We need to do something to protect the Afghan civilians from the coming violence; that is the moral thing to do. We will not station basecamps throughout the country to protect the population, because the resulting cost in blood and treasure outweighs our strategic gain. However, we will have enough spare resources to protect refugees and internally displaced persons. We need to include refugee camps in our campaign plan, to minimize our impact on civilians' lives and livelihood. In addition, the unsupervised refugee population is destabilizing the region and further stressing Pakistan.

Therefore, I am proposing that we set up refugee camps near Kabul, for any civilian that needs a place to go. We should organize these camps on the model of John Robb's Resilient Communities, where the residents will work for a living. Idle refugees are susceptible to extremist propaganda of all stripes. Make it a place where the people can stay and make a new life, or catch their breath then go home, whichever they choose. Keep the place safe from insurgent violence so that the people can get on with their lives.

Such a place is a low cost endeavor. It is centrally located with Kabul, so it is close to military bases. The Afghan National Army can train and protect the settlement at the same time. They can practice patrolling and checkpoint operations at the settlement. The Afghan soldiers and policemen can keep their families at the settlements, where they know they'll be kept safe from reprisals. We will involve the refugees in constructing and operating the settlement. These tasks keep them occupied, and give them a stake in the resulting city. By utilizing refugee labor, we reduce the need of expatriate labor, which is expensive and adds to camp life support needs. By having the refugees organize and govern themselves, we give them the opportunity to practice clean government. We will have a centralized place to teach them advanced agricultural techniques, machine repair skills, and other training that can make their lives back home easier, should they ever leave.

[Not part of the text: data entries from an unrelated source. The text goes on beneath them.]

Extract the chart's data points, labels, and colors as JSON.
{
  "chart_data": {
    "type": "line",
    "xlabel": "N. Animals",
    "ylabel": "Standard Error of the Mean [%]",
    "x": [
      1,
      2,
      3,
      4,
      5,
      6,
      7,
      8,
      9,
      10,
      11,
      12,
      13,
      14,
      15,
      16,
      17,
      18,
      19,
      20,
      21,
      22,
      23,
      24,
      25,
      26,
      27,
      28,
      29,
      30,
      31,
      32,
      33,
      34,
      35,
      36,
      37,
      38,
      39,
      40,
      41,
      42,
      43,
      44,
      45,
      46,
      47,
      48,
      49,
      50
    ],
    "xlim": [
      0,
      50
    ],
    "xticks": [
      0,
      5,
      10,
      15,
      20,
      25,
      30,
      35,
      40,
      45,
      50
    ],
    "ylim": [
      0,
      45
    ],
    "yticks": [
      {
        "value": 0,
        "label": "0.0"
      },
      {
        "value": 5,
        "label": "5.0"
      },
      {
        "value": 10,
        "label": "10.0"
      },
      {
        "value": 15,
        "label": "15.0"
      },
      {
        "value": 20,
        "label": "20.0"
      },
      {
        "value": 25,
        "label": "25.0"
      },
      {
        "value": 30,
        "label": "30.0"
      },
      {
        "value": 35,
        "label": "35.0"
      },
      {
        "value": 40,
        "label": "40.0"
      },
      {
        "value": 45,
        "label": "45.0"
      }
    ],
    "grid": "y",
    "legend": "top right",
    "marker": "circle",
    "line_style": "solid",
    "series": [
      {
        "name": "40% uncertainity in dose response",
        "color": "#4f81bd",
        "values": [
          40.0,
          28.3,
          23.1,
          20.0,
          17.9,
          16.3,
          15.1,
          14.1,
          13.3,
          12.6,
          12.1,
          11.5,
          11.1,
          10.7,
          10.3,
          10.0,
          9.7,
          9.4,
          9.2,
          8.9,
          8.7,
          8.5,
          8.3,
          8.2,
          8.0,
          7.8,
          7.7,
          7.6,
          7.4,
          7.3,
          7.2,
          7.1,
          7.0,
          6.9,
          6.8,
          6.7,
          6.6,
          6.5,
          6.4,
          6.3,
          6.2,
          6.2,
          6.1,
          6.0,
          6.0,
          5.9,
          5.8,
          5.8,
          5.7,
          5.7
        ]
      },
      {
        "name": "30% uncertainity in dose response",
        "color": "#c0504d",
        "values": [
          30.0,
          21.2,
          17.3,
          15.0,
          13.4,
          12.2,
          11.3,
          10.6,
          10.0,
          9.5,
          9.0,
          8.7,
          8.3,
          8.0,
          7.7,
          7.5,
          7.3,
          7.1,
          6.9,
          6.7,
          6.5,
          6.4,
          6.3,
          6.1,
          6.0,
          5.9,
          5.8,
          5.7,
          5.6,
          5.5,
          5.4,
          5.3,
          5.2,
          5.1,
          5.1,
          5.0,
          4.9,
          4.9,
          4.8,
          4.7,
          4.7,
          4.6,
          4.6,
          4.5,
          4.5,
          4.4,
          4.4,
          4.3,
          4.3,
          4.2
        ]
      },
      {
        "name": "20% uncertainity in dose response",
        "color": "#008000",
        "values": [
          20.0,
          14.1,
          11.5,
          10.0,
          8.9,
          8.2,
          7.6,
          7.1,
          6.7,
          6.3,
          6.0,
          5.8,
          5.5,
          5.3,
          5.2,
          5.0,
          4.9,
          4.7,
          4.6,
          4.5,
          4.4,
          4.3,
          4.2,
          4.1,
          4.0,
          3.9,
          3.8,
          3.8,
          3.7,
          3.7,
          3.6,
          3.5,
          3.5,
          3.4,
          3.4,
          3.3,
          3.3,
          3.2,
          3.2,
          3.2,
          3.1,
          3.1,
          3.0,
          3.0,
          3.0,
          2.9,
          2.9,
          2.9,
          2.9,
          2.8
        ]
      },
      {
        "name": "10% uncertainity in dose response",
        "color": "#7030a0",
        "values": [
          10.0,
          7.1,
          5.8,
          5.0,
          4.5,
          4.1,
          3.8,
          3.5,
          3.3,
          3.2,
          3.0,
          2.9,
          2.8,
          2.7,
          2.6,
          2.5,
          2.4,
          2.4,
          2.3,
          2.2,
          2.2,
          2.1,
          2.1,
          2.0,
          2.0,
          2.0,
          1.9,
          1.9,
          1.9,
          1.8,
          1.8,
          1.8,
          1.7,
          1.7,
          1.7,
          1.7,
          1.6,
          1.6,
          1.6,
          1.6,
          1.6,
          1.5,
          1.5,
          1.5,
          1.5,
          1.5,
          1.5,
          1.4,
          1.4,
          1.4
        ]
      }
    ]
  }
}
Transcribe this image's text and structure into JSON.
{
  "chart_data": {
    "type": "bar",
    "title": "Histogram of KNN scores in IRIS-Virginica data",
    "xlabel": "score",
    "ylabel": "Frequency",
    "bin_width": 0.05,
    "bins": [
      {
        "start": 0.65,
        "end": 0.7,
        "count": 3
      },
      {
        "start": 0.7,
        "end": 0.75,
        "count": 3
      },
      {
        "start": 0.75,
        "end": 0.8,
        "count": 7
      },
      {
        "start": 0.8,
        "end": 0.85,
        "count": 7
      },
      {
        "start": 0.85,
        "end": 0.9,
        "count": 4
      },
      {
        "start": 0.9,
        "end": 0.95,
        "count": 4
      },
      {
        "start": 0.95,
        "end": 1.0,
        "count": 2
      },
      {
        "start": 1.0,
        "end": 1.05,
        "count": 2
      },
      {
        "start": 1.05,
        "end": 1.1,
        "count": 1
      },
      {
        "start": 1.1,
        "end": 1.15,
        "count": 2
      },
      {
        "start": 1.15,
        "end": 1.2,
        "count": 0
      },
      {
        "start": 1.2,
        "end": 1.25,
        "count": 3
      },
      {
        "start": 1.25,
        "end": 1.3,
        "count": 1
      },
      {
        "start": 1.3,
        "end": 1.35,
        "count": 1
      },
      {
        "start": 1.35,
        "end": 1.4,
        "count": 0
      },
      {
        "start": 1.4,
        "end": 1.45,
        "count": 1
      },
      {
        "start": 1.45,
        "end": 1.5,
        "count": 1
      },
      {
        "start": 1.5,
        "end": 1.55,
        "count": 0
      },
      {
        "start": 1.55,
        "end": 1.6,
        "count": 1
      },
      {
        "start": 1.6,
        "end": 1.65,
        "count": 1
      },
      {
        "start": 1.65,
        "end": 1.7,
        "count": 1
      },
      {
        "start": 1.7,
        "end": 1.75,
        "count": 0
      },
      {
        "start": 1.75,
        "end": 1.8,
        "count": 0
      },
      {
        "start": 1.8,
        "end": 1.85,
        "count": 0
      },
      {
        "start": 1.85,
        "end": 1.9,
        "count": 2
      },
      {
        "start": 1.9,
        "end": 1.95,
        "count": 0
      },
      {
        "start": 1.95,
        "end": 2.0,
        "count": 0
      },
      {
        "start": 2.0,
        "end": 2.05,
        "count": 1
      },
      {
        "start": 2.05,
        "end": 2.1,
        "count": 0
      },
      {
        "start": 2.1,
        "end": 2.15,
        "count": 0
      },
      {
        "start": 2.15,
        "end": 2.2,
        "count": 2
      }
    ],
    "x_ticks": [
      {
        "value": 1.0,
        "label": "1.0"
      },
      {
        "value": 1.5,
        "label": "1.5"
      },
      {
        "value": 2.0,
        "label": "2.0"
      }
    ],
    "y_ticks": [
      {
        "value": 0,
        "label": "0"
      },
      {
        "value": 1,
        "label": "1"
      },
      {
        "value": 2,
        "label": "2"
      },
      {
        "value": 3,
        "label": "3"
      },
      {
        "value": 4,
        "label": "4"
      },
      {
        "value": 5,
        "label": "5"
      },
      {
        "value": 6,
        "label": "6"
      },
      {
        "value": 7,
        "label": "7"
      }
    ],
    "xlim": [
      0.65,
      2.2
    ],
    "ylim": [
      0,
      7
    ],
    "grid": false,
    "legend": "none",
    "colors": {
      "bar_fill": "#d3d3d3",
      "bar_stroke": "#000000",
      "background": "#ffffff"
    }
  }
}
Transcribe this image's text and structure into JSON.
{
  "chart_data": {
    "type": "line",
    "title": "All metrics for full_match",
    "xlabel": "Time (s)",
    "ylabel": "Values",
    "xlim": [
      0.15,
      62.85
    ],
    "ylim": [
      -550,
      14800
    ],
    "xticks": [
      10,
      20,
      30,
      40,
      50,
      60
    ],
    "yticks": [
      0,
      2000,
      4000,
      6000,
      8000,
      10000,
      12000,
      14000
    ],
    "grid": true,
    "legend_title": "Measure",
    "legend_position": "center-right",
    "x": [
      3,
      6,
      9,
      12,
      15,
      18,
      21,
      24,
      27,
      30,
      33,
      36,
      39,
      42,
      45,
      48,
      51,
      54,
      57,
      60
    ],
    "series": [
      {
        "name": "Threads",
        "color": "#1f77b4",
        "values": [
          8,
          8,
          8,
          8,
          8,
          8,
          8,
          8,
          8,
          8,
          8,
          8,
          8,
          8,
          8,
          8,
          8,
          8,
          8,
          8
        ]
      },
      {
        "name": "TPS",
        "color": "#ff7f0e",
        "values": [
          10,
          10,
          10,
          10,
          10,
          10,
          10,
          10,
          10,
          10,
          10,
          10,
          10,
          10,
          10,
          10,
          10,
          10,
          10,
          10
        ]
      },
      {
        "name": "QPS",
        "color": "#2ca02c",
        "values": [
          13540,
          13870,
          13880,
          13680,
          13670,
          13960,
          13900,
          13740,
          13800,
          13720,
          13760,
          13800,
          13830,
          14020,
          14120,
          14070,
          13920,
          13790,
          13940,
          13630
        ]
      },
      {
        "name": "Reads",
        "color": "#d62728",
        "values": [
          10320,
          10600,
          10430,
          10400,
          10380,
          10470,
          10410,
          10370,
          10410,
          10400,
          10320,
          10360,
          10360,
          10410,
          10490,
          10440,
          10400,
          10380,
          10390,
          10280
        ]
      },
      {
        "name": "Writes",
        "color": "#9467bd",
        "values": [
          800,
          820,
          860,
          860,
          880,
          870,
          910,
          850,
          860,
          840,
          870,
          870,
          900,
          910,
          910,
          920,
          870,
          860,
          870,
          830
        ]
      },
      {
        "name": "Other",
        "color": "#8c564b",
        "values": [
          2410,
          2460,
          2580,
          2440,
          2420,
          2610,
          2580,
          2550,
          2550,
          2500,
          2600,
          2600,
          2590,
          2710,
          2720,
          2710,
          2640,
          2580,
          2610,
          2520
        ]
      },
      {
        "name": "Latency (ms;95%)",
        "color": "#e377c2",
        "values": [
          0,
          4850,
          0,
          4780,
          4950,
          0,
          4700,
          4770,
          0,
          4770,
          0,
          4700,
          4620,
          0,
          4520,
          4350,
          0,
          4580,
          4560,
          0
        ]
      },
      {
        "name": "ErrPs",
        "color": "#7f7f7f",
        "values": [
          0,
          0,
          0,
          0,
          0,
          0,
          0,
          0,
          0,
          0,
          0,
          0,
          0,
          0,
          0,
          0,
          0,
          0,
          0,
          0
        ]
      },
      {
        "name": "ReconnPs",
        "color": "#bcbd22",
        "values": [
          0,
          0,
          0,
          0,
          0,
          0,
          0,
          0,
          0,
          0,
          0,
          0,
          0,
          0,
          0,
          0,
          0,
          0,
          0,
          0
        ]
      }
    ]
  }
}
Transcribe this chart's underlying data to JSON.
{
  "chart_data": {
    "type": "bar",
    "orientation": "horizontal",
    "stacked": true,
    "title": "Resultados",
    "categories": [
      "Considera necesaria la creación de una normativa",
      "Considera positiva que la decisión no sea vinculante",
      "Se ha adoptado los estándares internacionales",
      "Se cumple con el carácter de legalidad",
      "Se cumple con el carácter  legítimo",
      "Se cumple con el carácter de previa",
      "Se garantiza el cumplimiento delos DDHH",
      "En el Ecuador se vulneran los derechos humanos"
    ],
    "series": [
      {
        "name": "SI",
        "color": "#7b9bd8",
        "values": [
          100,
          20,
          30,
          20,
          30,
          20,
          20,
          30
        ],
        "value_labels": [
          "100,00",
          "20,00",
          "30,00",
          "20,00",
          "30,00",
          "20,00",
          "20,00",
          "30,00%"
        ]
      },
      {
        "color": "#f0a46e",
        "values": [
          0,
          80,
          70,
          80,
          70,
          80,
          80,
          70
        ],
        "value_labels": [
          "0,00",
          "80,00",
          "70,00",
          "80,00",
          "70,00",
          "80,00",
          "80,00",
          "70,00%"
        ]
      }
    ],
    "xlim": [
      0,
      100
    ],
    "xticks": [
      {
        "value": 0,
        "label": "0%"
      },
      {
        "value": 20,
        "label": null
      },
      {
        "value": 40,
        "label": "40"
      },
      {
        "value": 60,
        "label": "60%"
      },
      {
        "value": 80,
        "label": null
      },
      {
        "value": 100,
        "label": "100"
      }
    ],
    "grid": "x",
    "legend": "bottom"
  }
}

The current Afghan refugee population is impeding our policy goals by stressing the social welfare systems of surrounding countries and providing a fertile recruitment ground to Al-Qaeda. We need to at least try to sway them to our side. The ANA and ANP need a sanctuary where their families will be safe from reprisals. We have a moral obligation to give the civilian an alternative from the Taliban-controlled towns and Pakistani slums. These factor argue for Coalition support to refugee camps near Kabul. Moreover, this is an endeavor in which money is more important than American boots on the ground, and for which donor countries are sympathetic.

Edited to add: This post builds on my earlier statement of policy paradigm change. We cannot depend on the host nation bureaucracy to implement our policy for us. Instead, the US military may have to take on the job of city manager/administrator from time to time. Refugee camp is a prime example of the capability the US military needs in the post-Nation-State World we live in.